Terug naar bibliotheek
Titel II. Van surseance van betaling
Eerste afdeling. Van de verlening van surseance van betaling en haar gevolgen
Artikel 223b

Artikel 223b (Getuigenverhoor en deskundigenonderzoek bij surseance)

Laatste versie

1. Op verzoek van de bewindvoerders is de rechter-commissaris bevoegd ter opheldering van alle omstandigheden, de surseance betreffende, getuigen te horen of een onderzoek van deskundigen te bevelen. De getuigen worden bij exploot opgeroepen namens de rechter-commissaris. Artikel 177 van het Wetboek van Burgerlijke Rechtsvordering is van overeenkomstige toepassing.

2. Bij niet-verschijning of weigering om de eed of getuigenis af te leggen, zijn de artikelen 171, 172, 173, eerste lid, eerste volzin, tweede en derde lid, 174 en 175 van het Wetboek van Burgerlijke Rechtsvordering toepasselijk.

3. De echtgenoot of gewezen echtgenoot van de schuldenaar of degene met wie de schuldenaar een geregistreerd partnerschap is of was aangegaan, de kinderen en verdere afkomelingen en de ouders en grootouders van de schuldenaar kunnen zich van het geven van getuigenis verschonen.

Uitleg in duidelijke taal

1. Op verzoek van de bewindvoerders is de rechter-commissaris bevoegd ter opheldering van alle omstandigheden, de surseance betreffende, getuigen te horen of een onderzoek van deskundigen te bevelen. De getuigen worden bij exploot opgeroepen namens de rechter-commissaris. Artikel 177 van het Wetboek van Burgerlijke Rechtsvordering is van overeenkomstige toepassing.

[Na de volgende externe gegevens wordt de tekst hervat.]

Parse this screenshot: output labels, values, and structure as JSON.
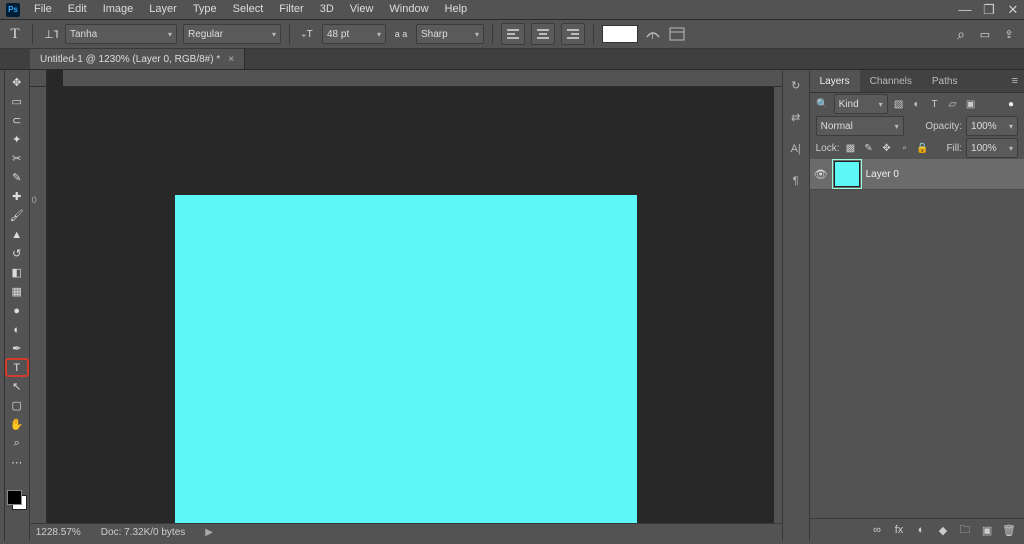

Dit lid bepaalt dat op verzoek van de bewindvoerders de rechter-commissaris bevoegd is ter opheldering van alle omstandigheden, de surseance betreffende, getuigen te horen of een onderzoek van deskundigen te bevelen. Het specificeert verder dat de getuigen bij exploot worden opgeroepen namens de rechter-commissaris en dat artikel 177 van het Wetboek van Burgerlijke Rechtsvordering van overeenkomstige toepassing is.

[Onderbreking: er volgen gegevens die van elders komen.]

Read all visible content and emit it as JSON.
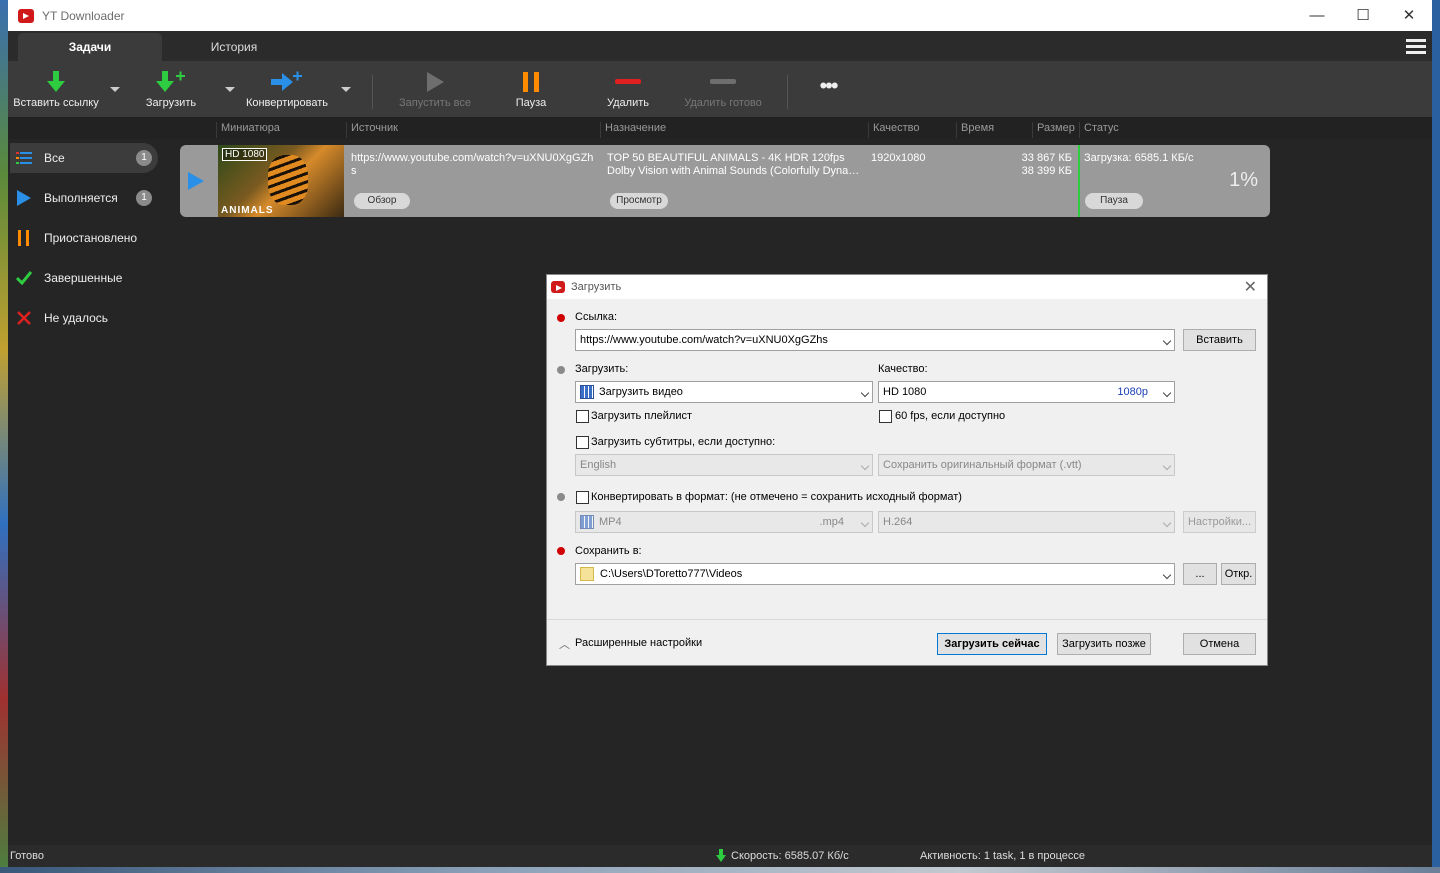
{
  "window": {
    "title": "YT Downloader",
    "minimize": "—",
    "maximize": "☐",
    "close": "✕"
  },
  "tabs": [
    {
      "label": "Задачи"
    },
    {
      "label": "История"
    }
  ],
  "toolbar": {
    "paste_link": "Вставить ссылку",
    "download": "Загрузить",
    "convert": "Конвертировать",
    "start_all": "Запустить все",
    "pause": "Пауза",
    "delete": "Удалить",
    "delete_done": "Удалить готово",
    "more": "•••"
  },
  "columns": [
    "Миниатюра",
    "Источник",
    "Назначение",
    "Качество",
    "Время",
    "Размер",
    "Статус"
  ],
  "sidebar": [
    {
      "label": "Все",
      "count": "1",
      "icon": "list-icon"
    },
    {
      "label": "Выполняется",
      "count": "1",
      "icon": "play-icon"
    },
    {
      "label": "Приостановлено",
      "icon": "pause-icon"
    },
    {
      "label": "Завершенные",
      "icon": "check-icon"
    },
    {
      "label": "Не удалось",
      "icon": "cross-icon"
    }
  ],
  "task": {
    "thumb_badge": "HD 1080",
    "thumb_label": "ANIMALS",
    "source": "https://www.youtube.com/watch?v=uXNU0XgGZh",
    "source_cont": "s",
    "browse": "Обзор",
    "dest_line1": "TOP 50 BEAUTIFUL ANIMALS - 4K HDR 120fps",
    "dest_line2": "Dolby Vision with Animal Sounds (Colorfully Dyna…",
    "preview": "Просмотр",
    "quality": "1920x1080",
    "size1": "33 867 КБ",
    "size2": "38 399 КБ",
    "status": "Загрузка: 6585.1 КБ/с",
    "percent": "1%",
    "progress_fraction": 0.01,
    "pause": "Пауза"
  },
  "statusbar": {
    "ready": "Готово",
    "speed": "Скорость: 6585.07 Кб/с",
    "activity": "Активность: 1 task, 1 в процессе"
  },
  "dialog": {
    "title": "Загрузить",
    "link_label": "Ссылка:",
    "link_value": "https://www.youtube.com/watch?v=uXNU0XgGZhs",
    "paste": "Вставить",
    "download_label": "Загрузить:",
    "download_value": "Загрузить видео",
    "quality_label": "Качество:",
    "quality_value": "HD 1080",
    "quality_tag": "1080p",
    "playlist": "Загрузить плейлист",
    "fps60": "60 fps, если доступно",
    "subtitles": "Загрузить субтитры, если доступно:",
    "sub_lang": "English",
    "sub_format": "Сохранить оригинальный формат (.vtt)",
    "convert": "Конвертировать в формат: (не отмечено = сохранить исходный формат)",
    "format": "MP4",
    "format_ext": ".mp4",
    "codec": "H.264",
    "settings": "Настройки...",
    "save_label": "Сохранить в:",
    "save_path": "C:\\Users\\DToretto777\\Videos",
    "browse": "...",
    "open": "Откр.",
    "advanced": "Расширенные настройки",
    "download_now": "Загрузить сейчас",
    "download_later": "Загрузить позже",
    "cancel": "Отмена"
  },
  "colors": {
    "accent_green": "#2ecc40",
    "accent_blue": "#2a8fe6",
    "accent_orange": "#ff8c00",
    "accent_red": "#e02020",
    "required_dot": "#d00000"
  }
}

2. Bij niet-verschijning of weigering om de eed of getuigenis af te leggen, zijn de artikelen 171, 172, 173, eerste lid, eerste volzin, tweede en derde lid, 174 en 175 van het Wetboek van Burgerlijke Rechtsvordering toepasselijk.

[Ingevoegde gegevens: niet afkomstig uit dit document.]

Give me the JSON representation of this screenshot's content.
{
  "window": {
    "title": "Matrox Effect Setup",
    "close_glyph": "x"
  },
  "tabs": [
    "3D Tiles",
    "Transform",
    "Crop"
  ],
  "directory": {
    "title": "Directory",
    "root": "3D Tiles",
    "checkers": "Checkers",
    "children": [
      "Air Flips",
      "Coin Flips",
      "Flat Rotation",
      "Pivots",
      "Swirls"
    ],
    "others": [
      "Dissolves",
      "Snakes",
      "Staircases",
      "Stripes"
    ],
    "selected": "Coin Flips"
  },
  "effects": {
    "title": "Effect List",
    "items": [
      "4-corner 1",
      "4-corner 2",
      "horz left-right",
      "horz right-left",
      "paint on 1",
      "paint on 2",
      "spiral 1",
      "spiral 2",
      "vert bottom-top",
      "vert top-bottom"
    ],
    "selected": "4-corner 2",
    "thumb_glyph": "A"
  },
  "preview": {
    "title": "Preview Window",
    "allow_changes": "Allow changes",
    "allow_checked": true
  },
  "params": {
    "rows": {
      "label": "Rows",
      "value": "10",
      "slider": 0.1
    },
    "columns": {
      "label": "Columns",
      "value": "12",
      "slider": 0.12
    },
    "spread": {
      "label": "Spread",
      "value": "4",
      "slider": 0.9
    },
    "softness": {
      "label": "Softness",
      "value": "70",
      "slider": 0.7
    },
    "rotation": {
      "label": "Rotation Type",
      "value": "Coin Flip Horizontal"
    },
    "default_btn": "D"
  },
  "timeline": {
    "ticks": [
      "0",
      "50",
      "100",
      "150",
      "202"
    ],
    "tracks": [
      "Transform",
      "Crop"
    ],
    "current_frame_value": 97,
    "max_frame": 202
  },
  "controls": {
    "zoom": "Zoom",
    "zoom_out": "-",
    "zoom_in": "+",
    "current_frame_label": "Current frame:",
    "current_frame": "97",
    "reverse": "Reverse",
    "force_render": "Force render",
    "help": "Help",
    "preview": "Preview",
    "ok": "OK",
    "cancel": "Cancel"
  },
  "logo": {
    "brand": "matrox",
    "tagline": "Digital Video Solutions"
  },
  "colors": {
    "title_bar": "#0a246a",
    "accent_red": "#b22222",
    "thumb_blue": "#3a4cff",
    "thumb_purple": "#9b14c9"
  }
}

Dit lid stelt dat bij niet-verschijning of weigering om de eed of getuigenis af te leggen, de artikelen 171, 172, 173, eerste lid, eerste volzin, tweede en derde lid, 174 en 175 van het Wetboek van Burgerlijke Rechtsvordering toepasselijk zijn. Deze artikelen regelen de consequenties wanneer een getuige niet verschijnt of weigert te verklaren.

3. De echtgenoot of gewezen echtgenoot van de schuldenaar of degene met wie de schuldenaar een geregistreerd partnerschap is of was aangegaan, de kinderen en verdere afkomelingen en de ouders en grootouders van de schuldenaar kunnen zich van het geven van getuigenis verschonen.

Dit lid geeft aan dat bepaalde personen het recht hebben om te weigeren een getuigenis af te leggen (zich verschonen). Dit recht geldt voor:

  • de echtgenoot of gewezen echtgenoot van de schuldenaar;
  • degene met wie de schuldenaar een geregistreerd partnerschap is of was aangegaan;
  • de kinderen en verdere afkomelingen van de schuldenaar;
  • en de ouders en grootouders van de schuldenaar.